A hearty and aromatic soup featuring cannellini beans and fresh herbs, perfect for a cozy meal.
Prep Time 10 minutes
Cook Time 25 minutes
Total Time 35 minutes
Course Soup
Cuisine Italian
Servings 4 servings
Calories 420 kcal

Ingredients
  

  • 2 tbsp olive oil for sautéing
  • 1 large onion diced
  • 3 cloves garlic minced
  • 2 cans cannellini beans drained and rinsed
  • 4 cups vegetable broth or chicken broth
  • 1 rind Parmesan cheese optional, for umami
  • 1 tsp rosemary fresh, chopped
  • 1 pinch red pepper flakes optional, for heat
  • to taste salt and pepper for seasoning

Instructions
 

  • Heat olive oil in a large pot over medium heat. Add diced onion and sauté until translucent, about 5 minutes. You'll notice a sweet aroma as the onions cook.
  • Stir in minced garlic and cook for an additional minute until fragrant, being careful not to brown the garlic.
  • Add cannellini beans and vegetable broth to the pot.
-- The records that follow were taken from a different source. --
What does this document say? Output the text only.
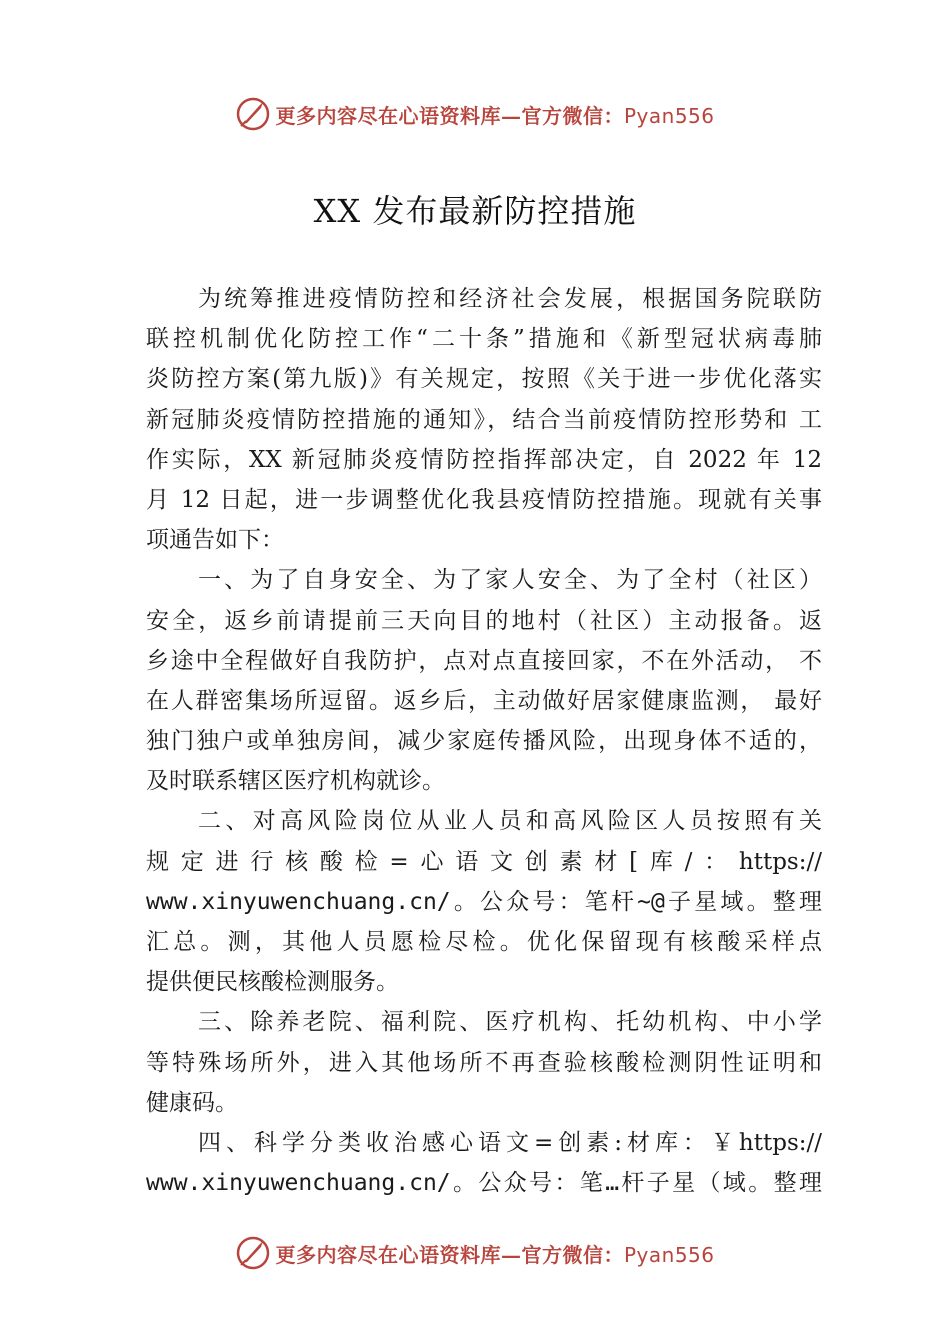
更多内容尽在心语资料库—官方微信：Pyan556
XX 发布最新防控措施
为统筹推进疫情防控和经济社会发展，根据国务院联防
联控机制优化防控工作“二十条”措施和《新型冠状病毒肺
炎防控方案(第九版)》有关规定，按照《关于进一步优化落实
新冠肺炎疫情防控措施的通知》，结合当前疫情防控形势和 工
作实际，XX 新冠肺炎疫情防控指挥部决定，自 2022 年 12
月 12 日起，进一步调整优化我县疫情防控措施。现就有关事
项通告如下：
一、为了自身安全、为了家人安全、为了全村（社区）
安全，返乡前请提前三天向目的地村（社区）主动报备。返
乡途中全程做好自我防护，点对点直接回家，不在外活动， 不
在人群密集场所逗留。返乡后，主动做好居家健康监测， 最好
独门独户或单独房间，减少家庭传播风险，出现身体不适的，
及时联系辖区医疗机构就诊。
二、对高风险岗位从业人员和高风险区人员按照有关
规定进行核酸检=心语文创素材[库/：https://
www.xinyuwenchuang.cn/。公众号：笔杆~@子星域。整理
汇总。测，其他人员愿检尽检。优化保留现有核酸采样点
提供便民核酸检测服务。
三、除养老院、福利院、医疗机构、托幼机构、中小学
等特殊场所外，进入其他场所不再查验核酸检测阴性证明和
健康码。
四、科学分类收治感心语文=创素:材库：￥https://
www.xinyuwenchuang.cn/。公众号：笔…杆子星（域。整理
更多内容尽在心语资料库—官方微信：Pyan556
Bring to a gentle simmer, scraping any fond from the bottom of the pot.
  • Toss in the Parmesan rind and fresh rosemary. Let the soup simmer for 20 minutes, allowing flavors to meld. The aroma will become more complex.
  • Remove the Parmesan rind. Use an immersion blender to blend part of the soup for a creamy texture, leaving some beans whole for contrast.
  • Season with salt, pepper, and red pepper flakes if using. Taste and adjust seasoning as needed.
  • Serve the soup hot, drizzled with a little olive oil for richness and a sprinkle of extra rosemary if desired.
  • For added texture, consider serving with crusty bread or croutons on the side.

Notes

This soup is an excellent make-ahead meal as flavors deepen over time. Adjust the consistency by adding more broth if it thickens too much after cooling.